It's been almost a month and a half since I left Melbourne. I got back to the United States Monday, November 25th and left for my trip with Habitat for Humanity in Argentina that Friday, November 29th. My trip to South America definitely helped take my mind off of leaving Australia. I was a wreck during those four days in between. I even went down to school that Tuesday and Wednesday, just so I could try to get my mind off everything and be around familiar faces. I guess that's the benefit of starting the semester over a month earlier than everyone back home!
I want to use this post to note some of the differences I noticed between Australia and the US.
Expressions and Words!
Okay, so we already know that the Australian accent is different (and definitely better in my opinion!!!!) than the American accent. In addition to the accent, there are quite a few things said differently in Australia than America. Thanks mainly to Zac, I compiled my own list of the differences!
Australians call all sorts of trucks, "utes". In Australia the term "truck" is reserved for what we call "18 wheelers". However, to me, "utes" were the cars they have with truck beds, like the green one in this picture. I've never seen anything like them before in my travels (until I went to South America). I thought they were so cool!
The majority of the houses I saw in Australia were made out of brick, compared to how the majority of the houses in the United States are build with wood and then siding over it. I also found it interesting that showers and sinks were usually in a separate room from the toilet. That actually makes a lot more sense than having all three in the same room if you think about it.

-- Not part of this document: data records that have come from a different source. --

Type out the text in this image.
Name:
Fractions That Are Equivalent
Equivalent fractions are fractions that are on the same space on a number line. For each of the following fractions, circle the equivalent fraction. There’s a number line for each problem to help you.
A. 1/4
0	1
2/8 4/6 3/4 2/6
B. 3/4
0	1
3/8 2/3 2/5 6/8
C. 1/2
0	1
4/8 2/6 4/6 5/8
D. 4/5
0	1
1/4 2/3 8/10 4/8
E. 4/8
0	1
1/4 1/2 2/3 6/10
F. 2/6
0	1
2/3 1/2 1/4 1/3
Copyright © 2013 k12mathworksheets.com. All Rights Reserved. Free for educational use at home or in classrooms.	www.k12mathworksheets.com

The food actually wasn't all too different from that in America. I REALLY miss the parmas though. Ham layered on top of the chicken with cheese and sauce…. mmmm.
Maybe it's just me, but I never had spaghetti bolognese before I went to Australia. I know it exists America, but in Australia, if you're eating spaghetti, the norm is to have it with minced meat.
Sunday roasts are also popular in Australia!
Oh, and can't forget Vegemite. Not a fan.
I always thought kangaroos were cool. I still think they're cool and I think it's awesome how common they are to find in the wild in Australia. I am also extremely jealous of the bright birds Melbourne was home to. They were noisy, but I had a lot of fun going to the park and watching them fly around. The wild cockatoos at the Grampians were pretty awesome, too.
Oh! And I can't forget the cute possums that would come out on a nightly basis! And I was able to pet one!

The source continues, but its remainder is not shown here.